U.S. Department of Agriculture encourages states to make SNAP E&T programs job-driven

By Brooke DeRenzis, December 18, 2015

Earlier this week, USDA Undersecretary for Food Nutrition and Consumer Services Kevin Concannon issued an official communication to state SNAP agency commissioners urging them to incorporate job-driven elements into their SNAP employment and training (E&T) programs. The communication identified skill-building for SNAP participants as one of USDA’s top priorities.

It also described the following actions that Commissioners can take to make SNAP E&T programs job-driven:

  • Connect programs to jobs that exist in the labor market and make them responsive to the needs of local industries and employers
  • Create opportunities for participants to earn employer-valued postsecondary credentials that are portable and stackable
  • Promote practices that accelerate learning and transitions to employment, such as contextualized learning, dual enrollment, bridge programs, and career pathways
  • Help participants gain work experience by encouraging work-based learning opportunities, such as internships, pre-apprenticeships, registered apprenticeships, and on-the-job training
  • Provide robust support services to address barriers to training and employment 
  • Leverage resources by developing partnerships with other education and training agencies and institutions, such as community colleges, community-based organizations, American Job Centers, adult education providers, and TANF agencies
  • Use FNS’s first-ever reporting requirements and additional metrics to measure outcomes and manage program success.

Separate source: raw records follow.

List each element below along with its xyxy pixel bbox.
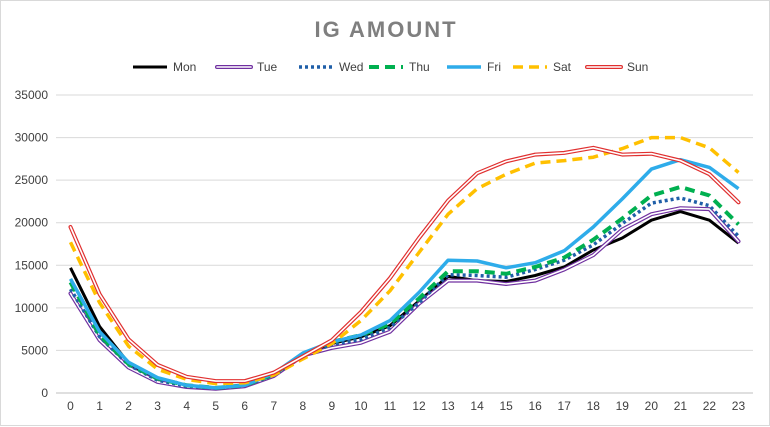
y-tick-label: 15000 [15, 258, 49, 272]
y-tick-label: 30000 [15, 131, 49, 145]
legend-label-fri: Fri [487, 60, 501, 74]
x-tick-label: 5 [212, 399, 219, 413]
y-tick-label: 5000 [21, 343, 48, 357]
x-tick-label: 20 [645, 399, 659, 413]
series-mon [69, 210, 740, 391]
series-thu [68, 185, 740, 390]
legend-item-thu: Thu [369, 60, 430, 74]
x-tick-label: 12 [412, 399, 426, 413]
legend-item-sat: Sat [513, 60, 572, 74]
x-tick-label: 19 [616, 399, 630, 413]
legend-label-wed: Wed [339, 60, 363, 74]
legend-item-fri: Fri [447, 60, 501, 74]
x-tick-label: 4 [183, 399, 190, 413]
series-line-mon [69, 210, 740, 391]
x-tick-label: 17 [558, 399, 572, 413]
legend-item-mon: Mon [133, 60, 196, 74]
x-tick-label: 16 [529, 399, 543, 413]
x-tick-label: 13 [441, 399, 455, 413]
y-tick-label: 25000 [15, 173, 49, 187]
y-tick-label: 35000 [15, 88, 49, 102]
series-lines [68, 135, 741, 391]
series-line-sat [68, 135, 740, 386]
y-tick-label: 20000 [15, 216, 49, 230]
x-tick-label: 10 [354, 399, 368, 413]
series-sat [68, 135, 740, 386]
series-line-tue-inner [69, 207, 740, 390]
series-sun [68, 145, 741, 384]
gridlines [56, 94, 753, 394]
chart-title: IG AMOUNT [314, 17, 457, 42]
legend-label-tue: Tue [257, 60, 278, 74]
legend-label-sun: Sun [627, 60, 648, 74]
series-line-tue [68, 206, 741, 391]
x-tick-label: 23 [732, 399, 746, 413]
series-line-thu [68, 185, 740, 390]
x-tick-label: 22 [703, 399, 717, 413]
x-tick-label: 11 [384, 399, 397, 413]
x-tick-label: 2 [125, 399, 132, 413]
series-fri [68, 157, 740, 390]
legend-item-wed: Wed [299, 60, 363, 74]
legend-label-thu: Thu [409, 60, 430, 74]
legend-item-tue: Tue [215, 60, 278, 74]
series-line-fri [68, 157, 740, 390]
x-tick-label: 15 [499, 399, 513, 413]
x-tick-label: 0 [67, 399, 74, 413]
legend-label-mon: Mon [173, 60, 196, 74]
legend-label-sat: Sat [553, 60, 572, 74]
x-tick-label: 21 [674, 399, 688, 413]
x-tick-label: 1 [96, 399, 103, 413]
x-tick-label: 9 [329, 399, 336, 413]
series-tue [68, 206, 741, 391]
y-tick-label: 10000 [15, 301, 49, 315]
y-tick-label: 0 [41, 386, 48, 400]
x-tick-label: 18 [587, 399, 601, 413]
x-axis-ticks: 0 1 2 3 4 5 6 7 8 9 10 11 12 13 14 15 16 17 18 19 20 21 22 23 [67, 399, 745, 413]
legend: Mon Tue Wed Thu Fri Sat Sun [133, 60, 648, 74]
x-tick-label: 3 [154, 399, 161, 413]
x-tick-label: 6 [241, 399, 248, 413]
x-tick-label: 7 [270, 399, 277, 413]
legend-item-sun: Sun [585, 60, 648, 74]
y-axis-ticks: 0 5000 10000 15000 20000 25000 30000 35000 [15, 88, 49, 400]
x-tick-label: 14 [470, 399, 484, 413]
x-tick-label: 8 [300, 399, 307, 413]
series-line-sun-inner [69, 147, 740, 382]
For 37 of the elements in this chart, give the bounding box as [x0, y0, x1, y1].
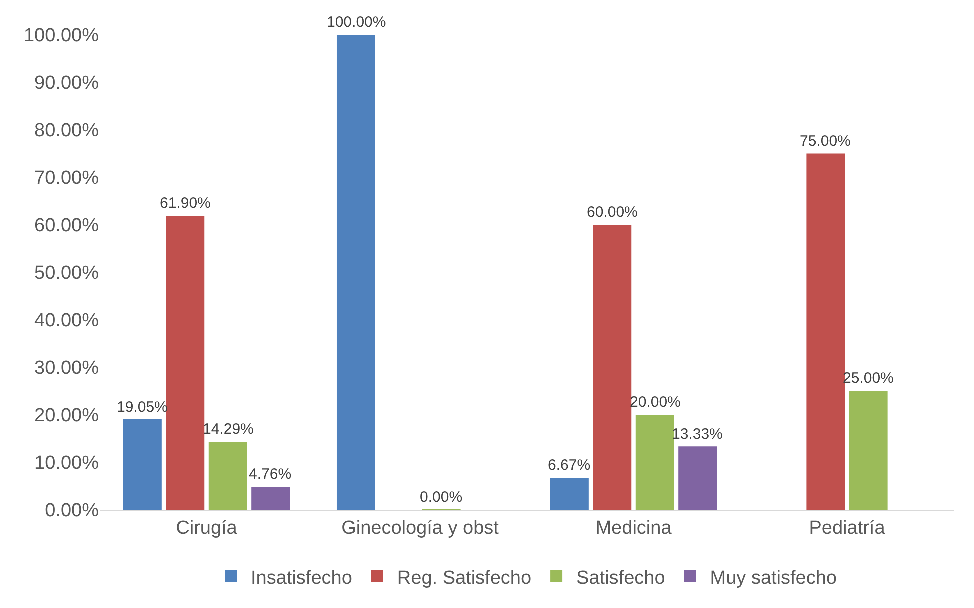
data-label: 60.00% [587, 204, 638, 221]
bar [550, 478, 589, 510]
bar [849, 391, 888, 510]
bar [678, 446, 718, 510]
data-label: 61.90% [160, 195, 211, 212]
y-tick-label: 80.00% [34, 120, 100, 142]
x-tick-label: Ginecología y obst [342, 518, 500, 539]
y-tick-label: 0.00% [45, 500, 100, 522]
y-tick-label: 100.00% [24, 26, 100, 47]
data-label: 100.00% [327, 14, 386, 31]
y-tick-label: 30.00% [34, 358, 100, 380]
bar [336, 35, 376, 510]
y-tick-label: 50.00% [34, 263, 100, 284]
data-label: 0.00% [420, 489, 463, 506]
data-label: 75.00% [800, 133, 851, 150]
y-tick-label: 20.00% [34, 406, 100, 427]
bar [123, 420, 162, 510]
legend-label: Muy satisfecho [710, 568, 838, 589]
y-tick-label: 10.00% [34, 453, 100, 474]
y-tick-label: 60.00% [34, 216, 100, 237]
y-tick-label: 40.00% [34, 310, 100, 332]
bar [593, 225, 632, 510]
x-tick-label: Pediatría [809, 518, 886, 539]
bar [166, 216, 205, 510]
legend-label: Satisfecho [576, 568, 666, 589]
y-tick-label: 70.00% [34, 168, 100, 190]
x-tick-label: Medicina [596, 518, 672, 539]
y-tick-label: 90.00% [34, 73, 100, 94]
bar [252, 487, 290, 510]
legend-label: Insatisfecho [251, 568, 352, 589]
bar [636, 415, 674, 510]
bar [806, 154, 846, 510]
x-tick-label: Cirugía [176, 518, 238, 539]
bar [208, 442, 248, 510]
legend-label: Reg. Satisfecho [397, 568, 532, 589]
data-label: 6.67% [548, 457, 591, 474]
data-label: 4.76% [249, 466, 292, 483]
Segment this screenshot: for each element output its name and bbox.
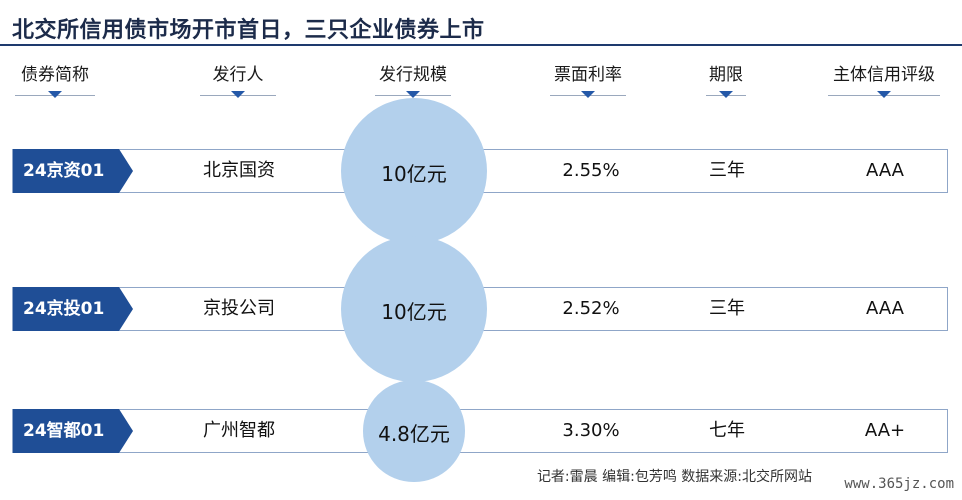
- chart-title: 北交所信用债市场开市首日，三只企业债券上市: [12, 18, 485, 43]
- header-arrow-icon: [231, 91, 245, 98]
- bond-name-tag: 24京资01: [13, 149, 133, 193]
- bond-name-tag: 24京投01: [13, 287, 133, 331]
- rating-cell: AAA: [866, 298, 904, 319]
- issuer-cell: 广州智都: [203, 420, 275, 441]
- header-arrow-icon: [719, 91, 733, 98]
- header-issuer: 发行人: [198, 60, 278, 98]
- header-term: 期限: [700, 60, 752, 98]
- issuer-cell: 京投公司: [203, 298, 275, 319]
- header-size: 发行规模: [373, 60, 453, 98]
- header-term-label: 期限: [709, 65, 743, 85]
- header-arrow-icon: [406, 91, 420, 98]
- header-arrow-icon: [581, 91, 595, 98]
- credits-footer: 记者:雷晨 编辑:包芳鸣 数据来源:北交所网站: [536, 469, 812, 485]
- header-rating: 主体信用评级: [826, 60, 942, 98]
- size-bubble: [341, 98, 487, 244]
- header-arrow-icon: [48, 91, 62, 98]
- size-label: 10亿元: [381, 300, 447, 324]
- term-cell: 三年: [709, 160, 745, 181]
- issuer-cell: 北京国资: [203, 160, 275, 181]
- header-arrow-icon: [877, 91, 891, 98]
- header-size-label: 发行规模: [379, 65, 447, 85]
- term-cell: 三年: [709, 298, 745, 319]
- rating-cell: AA+: [864, 420, 906, 441]
- header-issuer-label: 发行人: [212, 65, 264, 85]
- header-bond-name: 债券简称: [10, 60, 100, 98]
- header-bond-name-label: 债券简称: [21, 65, 89, 85]
- column-header-row: 债券简称 发行人 发行规模 票面利率 期限 主体信用评级: [0, 60, 962, 100]
- header-rate-label: 票面利率: [554, 65, 622, 85]
- header-rating-label: 主体信用评级: [833, 65, 935, 85]
- rate-cell: 2.52%: [562, 298, 620, 319]
- size-label: 10亿元: [381, 162, 447, 186]
- rating-cell: AAA: [866, 160, 904, 181]
- bond-name-tag: 24智都01: [13, 409, 133, 453]
- size-bubble: [341, 236, 487, 382]
- rate-cell: 2.55%: [562, 160, 620, 181]
- term-cell: 七年: [709, 420, 745, 441]
- size-bubble: [363, 380, 465, 482]
- header-rate: 票面利率: [548, 60, 628, 98]
- title-divider: [0, 44, 962, 46]
- watermark: www.365jz.com: [844, 476, 954, 492]
- size-label: 4.8亿元: [378, 422, 450, 446]
- table-row: 24智都01 广州智都 3.30% 七年 AA+: [12, 409, 948, 453]
- rate-cell: 3.30%: [562, 420, 620, 441]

These recommendations reflect best practices in SNAP E&T that NSC has promoted for the past several years. With support from the Annie E. Casey and W.K. Kellogg foundations, NSC has partnered with Seattle Jobs Initiative to elevate SNAP E&T’s potential to prepare participants for family-supporting jobs. As Undersecretary Concannon’s communication notes, Seattle Jobs Initiative is now leading Food and Nutrition Service’s SNAP E&T Center of Excellence, which will provide resources to help states expand skills-based SNAP E&T programs. NSC applauds USDA for its commitment to expanding skill-building opportunities for SNAP participants.